Notons tout d'abord que le concept d'incivilité reste flou et qu'il n'est pas juridiquement défini. Nous sommes ainsi devant un objet juridique non identifié.
En fait, l'article 26 vise à étendre les prérogatives de constatation des agents de police municipale aux contraventions mentionnées au livre VI du code pénal dont la liste serait fixée par décret en Conseil d'État.
Ainsi, aux termes de cette future loi, seraient dorénavant considérées comme des « incivilités » les contraventions suivantes : la divagation d'animaux dangereux, les menaces de violences, les bruits ou tapages injurieux ou nocturnes, l'excitation d'animaux dangereux, la diffusion de messages contraires à la décence, l'abandon d'ordures et de déchets, enfin, les destructions, dégradations et détériorations légères.

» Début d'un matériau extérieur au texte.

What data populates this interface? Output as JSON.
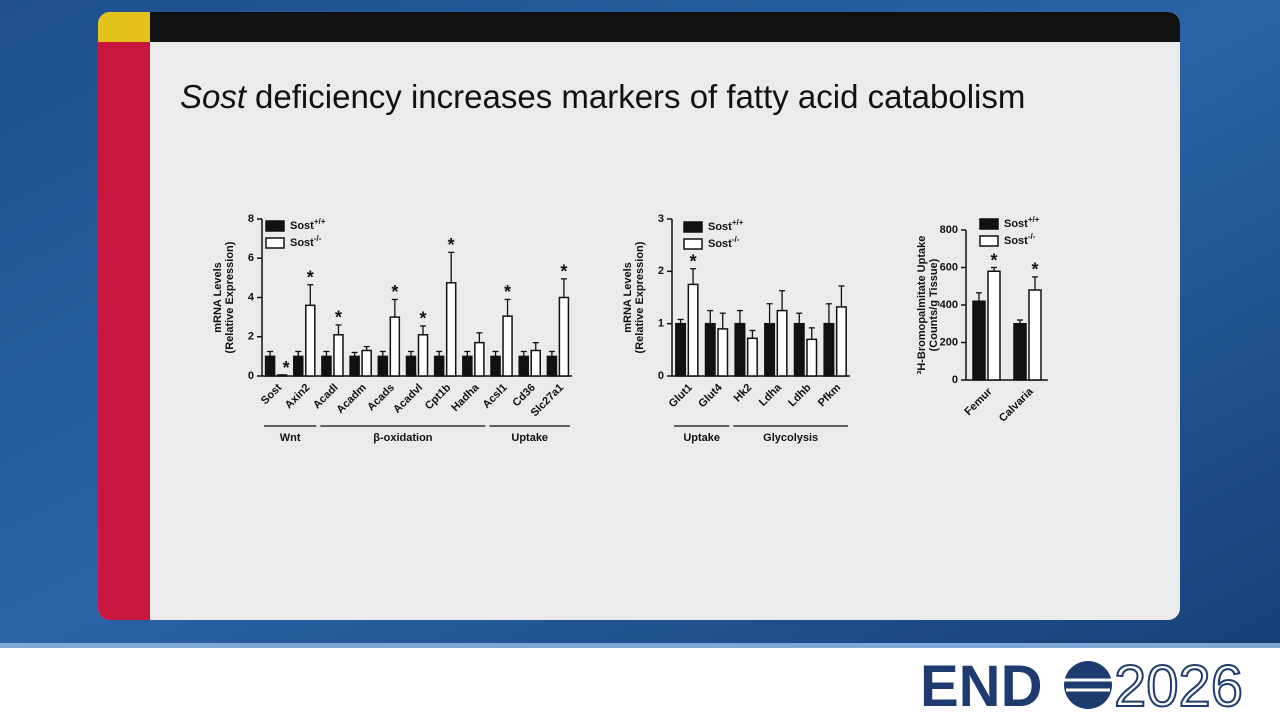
{
  "slide": {
    "title_italic": "Sost",
    "title_rest": "deficiency increases markers of fatty acid catabolism"
  },
  "logo": {
    "left": "END",
    "right": "2026"
  },
  "chart_data": [
    {
      "type": "bar",
      "y_label": [
        "mRNA Levels",
        "(Relative Expression)"
      ],
      "categories": [
        "Sost",
        "Axin2",
        "Acadl",
        "Acadm",
        "Acads",
        "Acadvl",
        "Cpt1b",
        "Hadha",
        "Acsl1",
        "Cd36",
        "Slc27a1"
      ],
      "series": [
        {
          "name": "Sost+/+",
          "color": "#111111",
          "values": [
            1,
            1,
            1,
            1,
            1,
            1,
            1,
            1,
            1,
            1,
            1
          ],
          "errors": [
            0.25,
            0.25,
            0.25,
            0.2,
            0.25,
            0.25,
            0.25,
            0.25,
            0.25,
            0.25,
            0.25
          ]
        },
        {
          "name": "Sost-/-",
          "color": "#ffffff",
          "values": [
            0.05,
            3.6,
            2.1,
            1.3,
            3.0,
            2.1,
            4.75,
            1.7,
            3.05,
            1.3,
            4.0
          ],
          "errors": [
            0,
            1.05,
            0.5,
            0.2,
            0.9,
            0.45,
            1.55,
            0.5,
            0.85,
            0.4,
            0.95
          ],
          "annotations": [
            "*",
            "*",
            "*",
            null,
            "*",
            "*",
            "*",
            null,
            "*",
            null,
            "*"
          ]
        }
      ],
      "groups": [
        {
          "label": "Wnt",
          "start": 0,
          "end": 1
        },
        {
          "label": "β-oxidation",
          "start": 2,
          "end": 7
        },
        {
          "label": "Uptake",
          "start": 8,
          "end": 10
        }
      ],
      "ylim": [
        0,
        8
      ],
      "yticks": [
        0,
        2,
        4,
        6,
        8
      ]
    },
    {
      "type": "bar",
      "y_label": [
        "mRNA Levels",
        "(Relative Expression)"
      ],
      "categories": [
        "Glut1",
        "Glut4",
        "Hk2",
        "Ldha",
        "Ldhb",
        "Pfkm"
      ],
      "series": [
        {
          "name": "Sost+/+",
          "color": "#111111",
          "values": [
            1,
            1,
            1,
            1,
            1,
            1
          ],
          "errors": [
            0.08,
            0.25,
            0.25,
            0.38,
            0.2,
            0.38
          ]
        },
        {
          "name": "Sost-/-",
          "color": "#ffffff",
          "values": [
            1.75,
            0.9,
            0.72,
            1.25,
            0.7,
            1.32
          ],
          "errors": [
            0.3,
            0.3,
            0.15,
            0.38,
            0.22,
            0.4
          ],
          "annotations": [
            "*",
            null,
            null,
            null,
            null,
            null
          ]
        }
      ],
      "groups": [
        {
          "label": "Uptake",
          "start": 0,
          "end": 1
        },
        {
          "label": "Glycolysis",
          "start": 2,
          "end": 5
        }
      ],
      "ylim": [
        0,
        3
      ],
      "yticks": [
        0,
        1,
        2,
        3
      ]
    },
    {
      "type": "bar",
      "y_label": [
        "³H-Bromopalmitate Uptake",
        "(Counts/g Tissue)"
      ],
      "categories": [
        "Femur",
        "Calvaria"
      ],
      "series": [
        {
          "name": "Sost+/+",
          "color": "#111111",
          "values": [
            420,
            300
          ],
          "errors": [
            45,
            20
          ]
        },
        {
          "name": "Sost-/-",
          "color": "#ffffff",
          "values": [
            580,
            480
          ],
          "errors": [
            20,
            70
          ],
          "annotations": [
            "*",
            "*"
          ]
        }
      ],
      "ylim": [
        0,
        800
      ],
      "yticks": [
        0,
        200,
        400,
        600,
        800
      ]
    }
  ]
}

Ce faisant, nous élargirions considérablement le pouvoir des polices municipales et je comprends la sagesse de la commission des lois qui nous demande de supprimer cet article au motif qu'il serait inopportun d'étendre les prérogatives des agents de police municipale. Permettez-nous de considérer que ce serait non seulement inopportun, mais également dangereux.
Depuis que la loi a autorisé la mise en place des polices municipales, le législateur a particulièrement veillé à encadrer strictement leurs missions. L'élargissement qui nous est proposé aujourd'hui fait exploser le cadre juridique actuel.
Permettez-moi de rappeler que ces polices tirent leurs prérogatives des pouvoirs de police des maires et qu'en vertu de l'article 21 du code de procédure pénale, les agents de police municipale sont considérés comme des agents de police judiciaire adjoints. Ainsi, ils doivent seconder les officiers de police judiciaire dans leur mission.
En élargissant leur périmètre d'intervention, nous élargissons aussi leur pouvoir de constatation et d'instruction sur des affaires plus graves, en s'appuyant sur les missions d'officier de police judiciaire des maires et de leurs adjoints. La dérive est alors à notre porte.
Nous savons tous ici que certains maires n'attendent qu'un signe pour réactiver avec force les prérogatives d'officier de police judiciaire qu'ils détiennent en vertu de l'article 16 du code de procédure pénale.
Nous ne saurions admettre que le présent projet de loi, dont la représentation nationale issue du suffrage universel n'a pu discuter, ouvre ainsi la porte à un basculement de l'ordre républicain.
Pour toutes ces raisons, nous soutenons l'avis de la commission des lois et nous vous demandons de supprimer l'article 26.